Set in a banneton basket or medium sized glass bowl overnight.* Covered with a light towel.
In the morning, it should have expanded/ risen some. It doesn't double in size like traditional gluten based breads but should have some spring to it.
If using a dutch oven: Turn out dough on to a piece of parchment paper and shape it in to a ball. Let it rise for an hour.*
30 minutes in to the rise time, place the dutch oven into the oven and turn it on to 450 degrees to preheat.
(Alternatively if using a loaf pan, butter the bottom of a loaf pan and turn dough out in to the pan.

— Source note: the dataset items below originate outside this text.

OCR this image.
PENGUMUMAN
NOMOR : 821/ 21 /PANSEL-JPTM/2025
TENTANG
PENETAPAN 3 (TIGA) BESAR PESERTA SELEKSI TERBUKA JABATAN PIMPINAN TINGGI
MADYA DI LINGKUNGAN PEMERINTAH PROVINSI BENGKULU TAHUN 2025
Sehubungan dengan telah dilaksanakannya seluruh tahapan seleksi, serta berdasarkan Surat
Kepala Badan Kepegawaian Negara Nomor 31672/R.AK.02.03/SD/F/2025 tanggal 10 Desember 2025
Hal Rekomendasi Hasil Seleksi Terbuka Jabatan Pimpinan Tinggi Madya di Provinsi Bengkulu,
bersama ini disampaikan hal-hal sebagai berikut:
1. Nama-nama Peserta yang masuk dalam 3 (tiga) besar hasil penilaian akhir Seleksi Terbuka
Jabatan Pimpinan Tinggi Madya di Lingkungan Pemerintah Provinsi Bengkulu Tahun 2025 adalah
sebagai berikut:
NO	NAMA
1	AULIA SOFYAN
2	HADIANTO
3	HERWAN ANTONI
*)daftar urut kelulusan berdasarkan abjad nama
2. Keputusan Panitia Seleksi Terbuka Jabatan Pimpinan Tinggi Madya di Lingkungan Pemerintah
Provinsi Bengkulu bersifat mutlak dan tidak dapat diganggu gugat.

Let it rise for an hour.*)
When the oven is preheated and the dough has risen, carefully score or cut a design in to the top of the loaf. (Just in to the top crust, do not cut deep in to the loaf.)
If using a dutch oven: Carefully remove the dutch oven to a heat-protected workspace. Remove the lid, (watch out for steam), carefully place both the loaf and parchment paper inside of the dutch oven. Put the lid back on and the dutch oven into the oven.
(Alternatively, if using a loaf pan, place the pan in to the oven. No additional steps necessary. Bake for 1 hour.)
If using a dutch oven: bake for 50 minutes covered, then carefully remove the lid for the last 10 minutes of baking time. Bake for 1 hour total.
Let bread rest in pan/ dutch oven for 10 minutes and then remove loaf to a cooling rack.
Let it completly cool before cutting in to it to let the "crumb" set. But I also won't blame you if you can't help it.